Hungary went as far as threatening to block Kiev’s rapprochement with the European Union (EU). The Venice Commission, an independent panel of constitutional law experts who advise the Council of Europe, has recommended that Ukraine amend the disputed law, making it “more balanced and more clearly worded”.
In addition to ethnic Hungarians, Ukraine has sizeable communities of Russians, Romanians, Poles and other groups with roots in neighbouring countries. The language law states that starting from September 2020, pupils will be taught exclusively in Ukrainian from the fifth grade, when children are aged 10 – 11, although they can still learn their native languages as a separate subject.
Kiev says the move will help minorities better integrate into society and will give them new opportunities including access to higher education.
But critics of the law are not convinced.
Oleksandr Shpenyk, head of the Ukrainian-Hungarian Educational Institute at Uzhgorod National University, fears the new legislation could lead to the closure of all Hungarian schools in the region. “Here in Uzhgorod you can use any language you want now, but if they continue this way,” he said, referring to the Ukrainian authorities, “this will end badly.”
Shpenyk’s institute prepares teachers for Hungarian schools so his students were also “under threat,” he said.
“Even after Transcarpathia became part of the Soviet Union, even under Stalin in 1949, Hungarian schools were open,” he added.
There are more than 280 schools in the region. Of them, over 70 schools, teaching more than 16,000 pupils, are Hungarian. During last year’s countrywide Ukrainian language tests – whose results are key for admission to universities – pupils from Transcarpathia were the worst performers.

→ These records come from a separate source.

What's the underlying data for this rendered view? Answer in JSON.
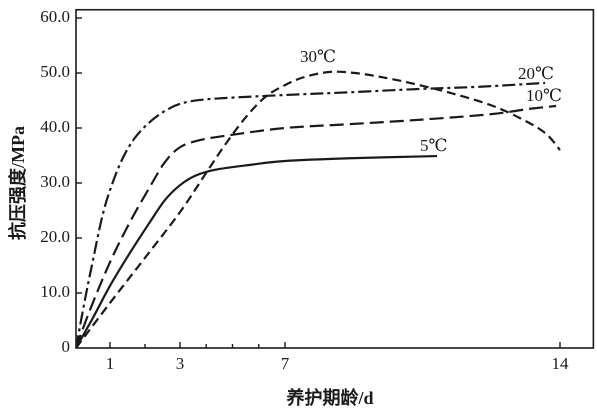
{
  "chart_data": {
    "type": "line",
    "title": "",
    "xlabel": "养护期龄/d",
    "ylabel": "抗压强度/MPa",
    "xlim": [
      0,
      14.85
    ],
    "ylim": [
      0,
      61.5
    ],
    "x_ticks": [
      1,
      3,
      7,
      14
    ],
    "x_tick_labels": [
      "1",
      "3",
      "7",
      "14"
    ],
    "x_minor_ticks": [
      2,
      4,
      5,
      6
    ],
    "y_ticks": [
      0,
      10,
      20,
      30,
      40,
      50,
      60
    ],
    "y_tick_labels": [
      "0",
      "10.0",
      "20.0",
      "30.0",
      "40.0",
      "50.0",
      "60.0"
    ],
    "grid": false,
    "legend": "none",
    "series": [
      {
        "name": "5℃",
        "line_style": "solid",
        "x": [
          0,
          0.5,
          1,
          1.57,
          2.14,
          2.57,
          3,
          3.57,
          4.33,
          5.67,
          7,
          8.65,
          10.87
        ],
        "y": [
          0,
          5.5,
          11.3,
          17.3,
          22.9,
          26.9,
          29.6,
          31.3,
          32.4,
          33.3,
          34.0,
          34.5,
          34.9
        ]
      },
      {
        "name": "10℃",
        "line_style": "long-dashed",
        "x": [
          0,
          0.41,
          1,
          1.57,
          2.14,
          2.57,
          3,
          3.76,
          4.9,
          7,
          8.65,
          10.44,
          12.22,
          13.24,
          13.9
        ],
        "y": [
          0,
          6.9,
          15.6,
          22.9,
          29.3,
          33.8,
          36.5,
          37.8,
          38.7,
          40.0,
          40.7,
          41.5,
          42.5,
          43.5,
          44.0
        ]
      },
      {
        "name": "20℃",
        "line_style": "dash-dot",
        "x": [
          0,
          0.26,
          0.5,
          0.76,
          1,
          1.34,
          1.71,
          2.14,
          2.57,
          3,
          3.76,
          4.9,
          7,
          8.65,
          10.44,
          11.96,
          13.62
        ],
        "y": [
          0,
          8.7,
          16.0,
          23.6,
          28.7,
          34.2,
          38.2,
          41.1,
          43.1,
          44.4,
          45.1,
          45.5,
          46.0,
          46.5,
          47.1,
          47.5,
          48.2
        ]
      },
      {
        "name": "30℃",
        "line_style": "dashed",
        "x": [
          0,
          1,
          2,
          3,
          3.95,
          4.71,
          5.48,
          6.24,
          7,
          7.51,
          8.15,
          8.78,
          9.42,
          10.18,
          11.2,
          12.22,
          12.98,
          13.62,
          14
        ],
        "y": [
          0,
          8.2,
          16.4,
          24.7,
          31.5,
          36.9,
          41.8,
          45.6,
          47.8,
          49.3,
          50.2,
          50.0,
          49.3,
          48.2,
          46.4,
          44.2,
          41.8,
          39.1,
          36.0
        ]
      }
    ]
  },
  "colors": {
    "ink": "#1a1a1a",
    "background": "#ffffff"
  }
}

In some villages every pupil failed the test.
While admitting that Ukrainian language proficiency is indispensable, many ethnic Hungarians are afraid that Kiev will force them to learn the state language without consulting them or taking into account their way of life.
“We want to be sure that the transition will be done properly, with our interests taken into account,” Stella Kesler, director of a Hungarian school in Uzhgorod, told AFP.
Most of her pupils opt to continue family businesses instead of going to universities.
Those who want to pursue higher education have to study with tutors on their own.
Many in the region are grateful to Hungary for having stepped in to help Ukraine’s minorities when ethnic schools in Transcarpathia were struggling to survive, abandoned to the mercy of fate by Kiev after the collapse of the Soviet Union in 1991. “They had to repair schools, repair classrooms, pay for energy to stay open in winter, buy new textbooks,” said sociologist Shandor, who has Magyar ancestors.
“And it so happened that Hungary began sending its textbooks,” he added, noting that now roughly half of all textbooks in the region’s Hungarian schools come from the EU member.
For Ukrainians, the need to promote their language has become particularly acute after Russia annexed Crimea and a separatist insurgency erupted in the Russian-speaking east, in a conflict that has claimed over 10,000 lives since 2014.
Many Ukrainians view Transcarpathia as another potential hotspot and any calls by Hungary’s ultranationalists in support of the region’s autonomy are met with disdain in Kiev.
In November, Ukraine’s far-right activists marched through the streets of Beregove and tore down a Hungarian flag from the city hall, accusing Budapest of “supporting separatism”.
Uzhgorod philologist Mykhailo Markovych warns Kiev should improve the lives of its ethnic minorities and provide them with better education and healthcare opportunities.
“Everything where Ukraine falls short will, of course, be exploited by its neighbours,” he said.